In a little over an hour, our savior arrives, ties onto us and has us floating free again.  He is very nice, professional and helpful.  We are grateful.

I am reminded of a book we read several years ago.  I believe the title was “Desperate Journey”.  He told about his adventures and mis-adventures as a beginning sailor.  It is not deathless literature, but interesting and somewhat entertaining.   In it he tells of all the happenings, good and bad.  We found ourselves asking why he would include some of the things he did which seemed dumb or foolish to us.  He didn’t have to include them and thereby show his ignorance or foolishness.  Nobody would ever have known.  It did, however, reveal what actually happened and showed his human failings.  It was part of his journey.  And so was my grounding for us.

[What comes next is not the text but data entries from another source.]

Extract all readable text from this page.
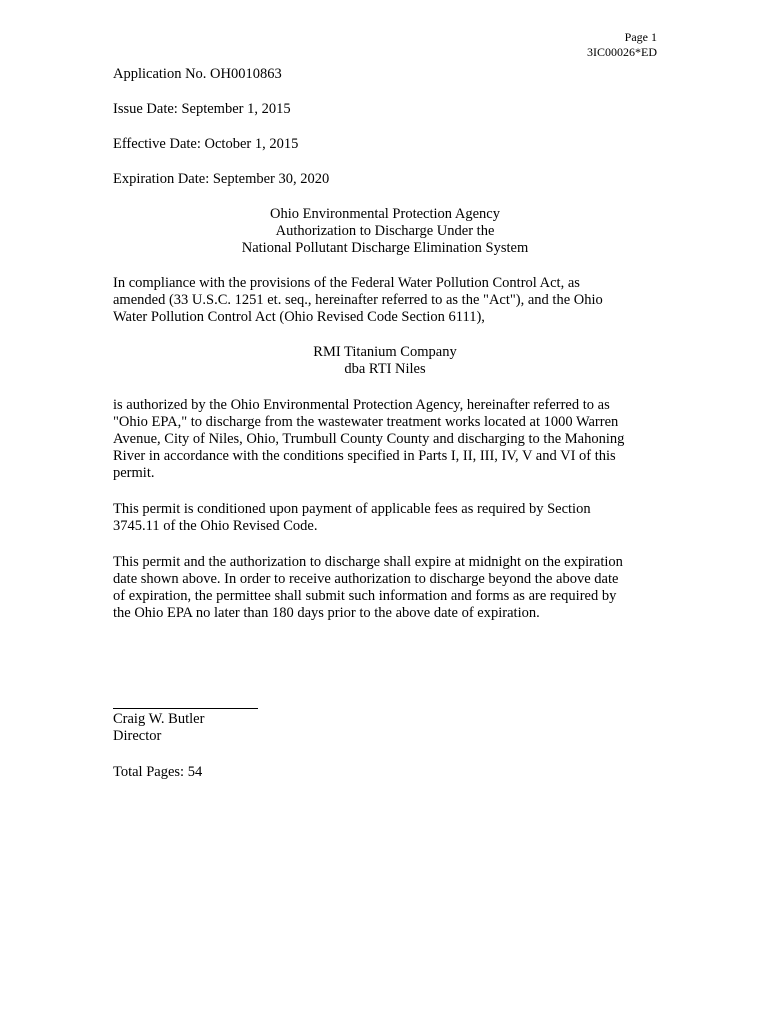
Page 1
3IC00026*ED
Application No. OH0010863
Issue Date: September 1, 2015
Effective Date: October 1, 2015
Expiration Date: September 30, 2020
Ohio Environmental Protection Agency
Authorization to Discharge Under the
National Pollutant Discharge Elimination System
In compliance with the provisions of the Federal Water Pollution Control Act, as
amended (33 U.S.C. 1251 et. seq., hereinafter referred to as the "Act"), and the Ohio
Water Pollution Control Act (Ohio Revised Code Section 6111),
RMI Titanium Company
dba RTI Niles
is authorized by the Ohio Environmental Protection Agency, hereinafter referred to as
"Ohio EPA," to discharge from the wastewater treatment works located at 1000 Warren
Avenue, City of Niles, Ohio, Trumbull County County and discharging to the Mahoning
River in accordance with the conditions specified in Parts I, II, III, IV, V and VI of this
permit.
This permit is conditioned upon payment of applicable fees as required by Section
3745.11 of the Ohio Revised Code.
This permit and the authorization to discharge shall expire at midnight on the expiration
date shown above. In order to receive authorization to discharge beyond the above date
of expiration, the permittee shall submit such information and forms as are required by
the Ohio EPA no later than 180 days prior to the above date of expiration.
Craig W. Butler
Director
Total Pages: 54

We cross Pensacola bay and head into Chico Bayou just after sunset.  By the time we see one of our friends waving her arms at the end of her dock, it is shades of gray.  We turn into the dock, tie up and step off to hugs.  We’ve made it.  We shall not freeze tonight.

1 comment:

  1. There are only two types of sailors on Chesapeake Bay: those who have run aground, and those who lie about it. Well told!